De militaire kamer, rechtdoende:
Spreekt verdachte vrij van het primair tenlastegelegde feit.
Verklaart bewezen dat verdachte het subsidiair tenlastegelegde, zoals vermeld onder punt 3, heeft begaan.
Verklaart niet bewezen wat verdachte subsidiair meer of anders is tenlastegelegd dan hierboven bewezen is verklaard en spreekt verdachte daarvan vrij.
Verstaat dat het aldus bewezenverklaarde oplevert het strafbare feit zoals vermeld onder punt 4.
Verklaart verdachte hiervoor strafbaar.
Veroordeelt verdachte wegens het bewezenverklaarde tot
A. een militaire detentie voor de duur van 2 (twee) maanden.
Bepaalt dat deze militaire detentie niet zal worden tenuitvoergelegd, tenzij de rechter later anders mocht gelasten. De militaire kamer stelt een proeftijd vast van 2 (twee) jaren.
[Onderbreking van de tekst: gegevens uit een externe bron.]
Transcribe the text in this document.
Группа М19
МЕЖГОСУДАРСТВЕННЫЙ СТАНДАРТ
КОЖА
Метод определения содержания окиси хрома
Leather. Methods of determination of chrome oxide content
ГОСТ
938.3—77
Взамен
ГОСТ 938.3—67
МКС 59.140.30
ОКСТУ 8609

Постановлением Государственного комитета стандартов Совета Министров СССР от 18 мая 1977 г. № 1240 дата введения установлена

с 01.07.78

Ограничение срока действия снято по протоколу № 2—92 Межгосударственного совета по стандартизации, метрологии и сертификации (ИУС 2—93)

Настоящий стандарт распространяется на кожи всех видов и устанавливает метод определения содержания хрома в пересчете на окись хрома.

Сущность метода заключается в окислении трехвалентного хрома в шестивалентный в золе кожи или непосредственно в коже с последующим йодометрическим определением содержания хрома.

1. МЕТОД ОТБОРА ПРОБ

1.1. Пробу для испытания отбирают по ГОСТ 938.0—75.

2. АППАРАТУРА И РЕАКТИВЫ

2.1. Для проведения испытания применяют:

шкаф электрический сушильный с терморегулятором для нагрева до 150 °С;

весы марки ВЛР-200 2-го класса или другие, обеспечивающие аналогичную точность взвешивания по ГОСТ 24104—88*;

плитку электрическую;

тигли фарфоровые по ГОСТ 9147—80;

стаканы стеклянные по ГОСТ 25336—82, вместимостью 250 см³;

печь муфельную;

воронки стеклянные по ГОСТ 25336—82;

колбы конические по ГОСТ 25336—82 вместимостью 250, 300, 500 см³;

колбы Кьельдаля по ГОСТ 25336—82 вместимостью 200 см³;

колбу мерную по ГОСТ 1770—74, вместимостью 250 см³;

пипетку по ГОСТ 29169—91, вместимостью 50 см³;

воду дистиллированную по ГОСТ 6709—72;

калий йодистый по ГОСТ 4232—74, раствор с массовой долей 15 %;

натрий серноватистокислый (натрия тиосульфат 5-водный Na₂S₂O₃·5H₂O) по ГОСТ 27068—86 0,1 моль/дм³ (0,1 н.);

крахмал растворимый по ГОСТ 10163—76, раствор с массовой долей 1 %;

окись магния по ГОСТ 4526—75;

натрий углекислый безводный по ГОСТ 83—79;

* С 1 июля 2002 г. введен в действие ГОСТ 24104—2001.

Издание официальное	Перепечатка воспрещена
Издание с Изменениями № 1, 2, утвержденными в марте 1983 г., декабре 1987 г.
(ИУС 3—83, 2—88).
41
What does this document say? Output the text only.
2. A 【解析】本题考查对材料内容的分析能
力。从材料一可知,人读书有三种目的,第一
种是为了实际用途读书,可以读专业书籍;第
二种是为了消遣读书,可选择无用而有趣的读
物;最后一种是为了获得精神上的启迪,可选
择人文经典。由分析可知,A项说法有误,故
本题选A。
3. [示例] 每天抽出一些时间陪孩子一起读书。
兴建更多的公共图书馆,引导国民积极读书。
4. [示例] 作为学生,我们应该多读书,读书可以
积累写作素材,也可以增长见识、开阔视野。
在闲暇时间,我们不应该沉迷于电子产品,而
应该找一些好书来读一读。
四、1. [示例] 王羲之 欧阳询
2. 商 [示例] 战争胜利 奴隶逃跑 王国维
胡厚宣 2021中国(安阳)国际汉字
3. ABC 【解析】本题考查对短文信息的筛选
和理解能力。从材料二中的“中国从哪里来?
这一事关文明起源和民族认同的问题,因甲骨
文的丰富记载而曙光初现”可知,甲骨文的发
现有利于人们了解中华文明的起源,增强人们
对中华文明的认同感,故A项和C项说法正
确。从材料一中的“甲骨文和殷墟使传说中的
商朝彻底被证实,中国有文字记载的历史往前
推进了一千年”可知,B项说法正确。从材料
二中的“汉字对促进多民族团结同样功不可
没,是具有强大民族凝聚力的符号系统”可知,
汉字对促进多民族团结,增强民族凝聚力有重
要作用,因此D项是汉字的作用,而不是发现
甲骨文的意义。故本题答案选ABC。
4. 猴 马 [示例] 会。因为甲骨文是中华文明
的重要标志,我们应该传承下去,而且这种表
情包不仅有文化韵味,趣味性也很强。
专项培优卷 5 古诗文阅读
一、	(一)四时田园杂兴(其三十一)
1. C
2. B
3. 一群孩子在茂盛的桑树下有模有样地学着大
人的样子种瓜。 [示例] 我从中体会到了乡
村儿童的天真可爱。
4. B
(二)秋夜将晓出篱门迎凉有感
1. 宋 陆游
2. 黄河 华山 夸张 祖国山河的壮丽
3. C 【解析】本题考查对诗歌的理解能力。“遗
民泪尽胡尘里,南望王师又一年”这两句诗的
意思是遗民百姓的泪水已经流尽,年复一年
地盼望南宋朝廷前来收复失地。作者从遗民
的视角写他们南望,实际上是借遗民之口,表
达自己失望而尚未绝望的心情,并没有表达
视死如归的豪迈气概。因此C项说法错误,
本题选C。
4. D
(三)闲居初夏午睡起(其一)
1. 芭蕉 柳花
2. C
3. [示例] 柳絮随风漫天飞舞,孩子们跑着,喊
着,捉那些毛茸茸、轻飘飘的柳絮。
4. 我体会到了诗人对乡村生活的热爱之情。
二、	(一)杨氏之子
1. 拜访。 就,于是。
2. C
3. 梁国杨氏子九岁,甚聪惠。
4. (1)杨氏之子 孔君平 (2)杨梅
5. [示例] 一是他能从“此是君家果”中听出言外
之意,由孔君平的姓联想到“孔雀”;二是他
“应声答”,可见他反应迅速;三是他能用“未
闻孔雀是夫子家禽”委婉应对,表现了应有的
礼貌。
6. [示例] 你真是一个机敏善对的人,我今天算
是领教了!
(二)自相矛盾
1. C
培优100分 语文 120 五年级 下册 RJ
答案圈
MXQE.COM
De tenuitvoerlegging kan worden gelast indien de veroordeelde zich voor het einde van de proeftijd heeft schuldig gemaakt aan een strafbaar feit.
B. het verrichten van een werkstraf gedurende 180 (éénhonderdtachtig) uren.
Bepaalt dat deze werkstraf binnen één (1) jaar na het onherroepelijk worden van dit vonnis moet worden voltooid.
Bepaalt voorts dat de termijn binnen welke de werkstraf moet worden verricht, wordt verlengd met de tijd dat de veroordeelde rechtens zijn vrijheid is ontnomen evenals met de tijd dat hij zich aan zodanige vrijheidsontneming heeft onttrokken.
Beveelt dat, voor het geval de veroordeelde de werkstraf niet naar behoren verricht, vervangende hechtenis zal worden toegepast.
Stelt deze vervangende hechtenis vast op 90 (negentig) dagen.
Beveelt in overeenstemming met het bepaalde in artikel 27 van het Wetboek van Strafrecht dat de tijd, door de veroordeelde in verzekering doorgebracht geheel in mindering wordt gebracht, te weten 12 (twaalf) uren, zijnde 6 (zes) dagen hechtenis.
Verklaart verbeurd de inbeslaggenomen en nog niet teruggegeven voorwerpen, te weten:
- een oranje doos met diabolo munitie voor luchtdrukwapen, kaliber 4,5 mm, volgnummer 2;
- één diabolopatroon, kaliber 4,5 mm, verwijderd uit het lichaam van [slachtoffer], volgnummer 6.
Beveelt de onttrekking aan het verkeer van de inbeslaggenomen, nog niet teruggegeven voorwerpen, te weten:
- een luchtdrukwapen, merk Diana, type .48, volgnummer 1;
- een mes, type Black Eagle, kleur zwart, volgnummer 3;
- 88 oefenpatronen, kaliber 5,56 mm, type IVI, kleur koper, volgnummer 5.
Gelast de teruggave aan veroordeelde van
- een mes, type Gerber 650, kleur zwart, in heupdraagtasje, volgnummer 4.
mr. E.A.A.M. Pfeil, vicepresident als voorzitter,
mr. A.G. Broek-de Stigter, rechter,
luitenant-kolonel mr. B.F.M. Klappe, militair lid,
in tegenwoordigheid van mr. Y. Rikken, griffier,
en uitgesproken ter openbare terechtzitting van deze rechtbank op 25 mei 2007.
Mr. Broek-de Stigter voornoemd is buiten staat dit vonnis mede te ondertekenen.